Lahm: “FIFA neglected the environmental aspect in the choice of the 2030 World Cup”

MUNICH (GERMANY), Oct. 14 (dpa/EP) –

Former footballer Philipp Lahm, world champion with Germany in 2014 and director of the Euro 2024 Championship in Germany, has claimed that FIFA has neglected the environmental aspect by awarding the 2030 World Cup to six countries from three continents, including Spain.

FIFA announced last week that the tournament will take place in Spain, Portugal and Morocco, but that one match will also be played in each of the South American countries of Uruguay, Argentina and Paraguay, pending final approval by Congress. of FIFA.

The three matches are part of the celebrations of the centenary of the tournament, whose first World Cup was played in 1930 in Uruguay, precisely the team that lifted the trophy.

Teams and fans will have to travel enormous distances for these matches, and Lahm told the Münchner Merkur/tz newspaper this Saturday that he finds this “difficult” to understand, although he likes the idea of ​​returning to Uruguay for the centenary. “We are trying to organize the greenest Euro Cup in history while FIFA neglects this aspect,” said the director of the Euro 2024 tournament in Germany.

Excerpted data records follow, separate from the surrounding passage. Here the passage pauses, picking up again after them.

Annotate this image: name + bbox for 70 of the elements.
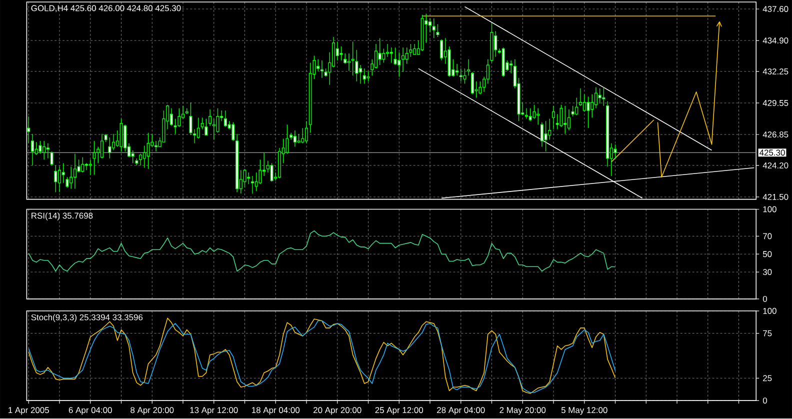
- candlestick: [236, 134, 239, 193]
- x-tick-label: 25 Apr 12:00: [375, 407, 424, 415]
- candlestick: [544, 120, 548, 152]
- candlestick: [46, 143, 50, 160]
- y-tick-label: 432.25: [762, 68, 788, 75]
- candlestick: [100, 134, 104, 160]
- candlestick: [92, 140, 96, 176]
- candlestick: [359, 64, 362, 84]
- candlestick: [344, 53, 347, 64]
- y-tick-label: 421.50: [762, 194, 788, 200]
- y-tick-label: 50: [762, 251, 772, 258]
- candlestick: [540, 122, 544, 148]
- ref-line-label: 425.30: [760, 150, 785, 156]
- candlestick: [510, 60, 513, 74]
- candlestick: [85, 162, 88, 171]
- y-tick-label: 0: [762, 398, 768, 404]
- candlestick: [456, 64, 459, 76]
- candlestick: [440, 39, 444, 61]
- candlestick: [146, 132, 150, 170]
- x-tick-label: 8 Apr 20:00: [130, 407, 174, 415]
- x-tick-label: 18 Apr 04:00: [252, 407, 300, 415]
- candlestick: [193, 129, 196, 144]
- x-tick-label: 28 Apr 04:00: [437, 407, 485, 415]
- candlestick: [42, 140, 46, 160]
- x-tick-label: 2 May 20:00: [500, 407, 546, 415]
- chart-title: GOLD,H4 425.60 426.00 424.80 425.30: [31, 5, 181, 12]
- x-tick-label: 20 Apr 20:00: [314, 407, 362, 415]
- y-tick-label: 100: [763, 206, 776, 212]
- candlestick: [401, 47, 404, 73]
- y-tick-label: 25: [763, 375, 772, 382]
- candlestick: [139, 154, 142, 166]
- y-tick-label: 437.60: [762, 6, 788, 12]
- candlestick: [316, 59, 320, 72]
- candlestick: [594, 87, 598, 109]
- candlestick: [428, 18, 432, 33]
- y-tick-label: 100: [763, 308, 776, 314]
- y-tick-label: 426.85: [762, 132, 788, 138]
- y-tick-label: 424.20: [762, 162, 788, 169]
- candlestick: [374, 44, 378, 70]
- candlestick: [73, 154, 76, 190]
- candlestick: [58, 166, 62, 193]
- candlestick: [347, 53, 350, 72]
- x-tick-label: 13 Apr 12:00: [190, 407, 238, 415]
- candlestick: [70, 166, 73, 190]
- y-tick-label: 429.55: [762, 100, 788, 106]
- candlestick: [224, 110, 227, 128]
- candlestick: [606, 101, 610, 168]
- candlestick: [142, 145, 146, 168]
- y-tick-label: 434.90: [762, 38, 788, 44]
- candlestick: [112, 134, 116, 151]
- chart-title: RSI(14) 35.7698: [32, 212, 93, 221]
- candlestick: [250, 176, 254, 194]
- y-tick-label: 30: [762, 269, 772, 276]
- chart-title: Stoch(9,3,3) 25.3394 33.3596: [31, 314, 143, 322]
- candlestick: [567, 109, 570, 131]
- candlestick: [30, 134, 34, 166]
- candlestick: [154, 140, 158, 152]
- candlestick: [564, 106, 567, 134]
- x-tick-label: 6 Apr 04:00: [68, 407, 112, 415]
- candlestick: [304, 120, 308, 144]
- x-tick-label: 5 May 12:00: [561, 407, 608, 415]
- candlestick: [293, 130, 296, 148]
- candlestick: [590, 94, 594, 118]
- candlestick: [552, 106, 556, 130]
- y-tick-label: 0: [762, 296, 768, 302]
- x-tick-label: 1 Apr 2005: [8, 407, 49, 415]
- candlestick: [278, 148, 281, 179]
- candlestick: [536, 108, 540, 126]
- y-tick-label: 75: [763, 330, 772, 337]
- y-tick-label: 70: [763, 233, 772, 240]
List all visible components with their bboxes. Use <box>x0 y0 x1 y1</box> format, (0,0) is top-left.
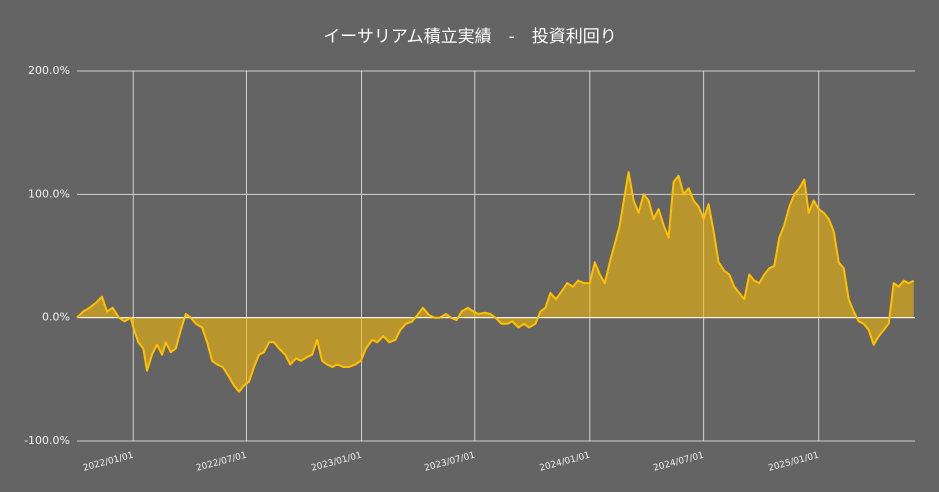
y-tick-label: -100.0% <box>24 434 70 447</box>
y-tick-label: 200.0% <box>28 64 70 77</box>
x-tick-label: 2022/07/01 <box>195 451 248 474</box>
x-tick-label: 2025/01/01 <box>767 451 820 474</box>
area-fill <box>77 172 914 392</box>
x-tick-label: 2024/07/01 <box>652 451 705 474</box>
x-tick-label: 2022/01/01 <box>82 451 135 474</box>
x-tick-label: 2023/07/01 <box>423 451 476 474</box>
chart-title: イーサリアム積立実績 - 投資利回り <box>323 27 617 47</box>
x-tick-label: 2023/01/01 <box>310 451 363 474</box>
y-tick-label: 100.0% <box>28 187 70 200</box>
x-tick-label: 2024/01/01 <box>539 451 592 474</box>
y-tick-label: 0.0% <box>42 311 70 324</box>
area-line <box>76 171 915 393</box>
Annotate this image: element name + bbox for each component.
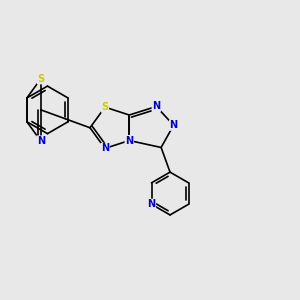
- Text: S: S: [37, 74, 44, 84]
- Text: N: N: [101, 143, 109, 153]
- Text: S: S: [101, 102, 109, 112]
- Text: N: N: [37, 136, 45, 146]
- Text: N: N: [152, 101, 160, 112]
- Text: N: N: [147, 199, 156, 209]
- Text: N: N: [169, 120, 178, 130]
- Text: N: N: [125, 136, 133, 146]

In addition, he stated that travel will be reduced to a minimum in the Euro Cup and that he will not use a helicopter to see all the teams and visit the 10 venues, as the tournament organizer, Franz Beckenbauer, did at the 2006 World Cup in Germany. “Now “It doesn’t fit in today’s times to travel around the country by helicopter. Regardless of that, I am not a fan of helicopter flights,” he said.

Lahm added that the scattered 2030 edition will also make him miss “the idea of ​​a football festival.” “We meet, we see each other and we show how we want to live together,” he said, ensuring that all this “will not be like that” in FIFA’s plans.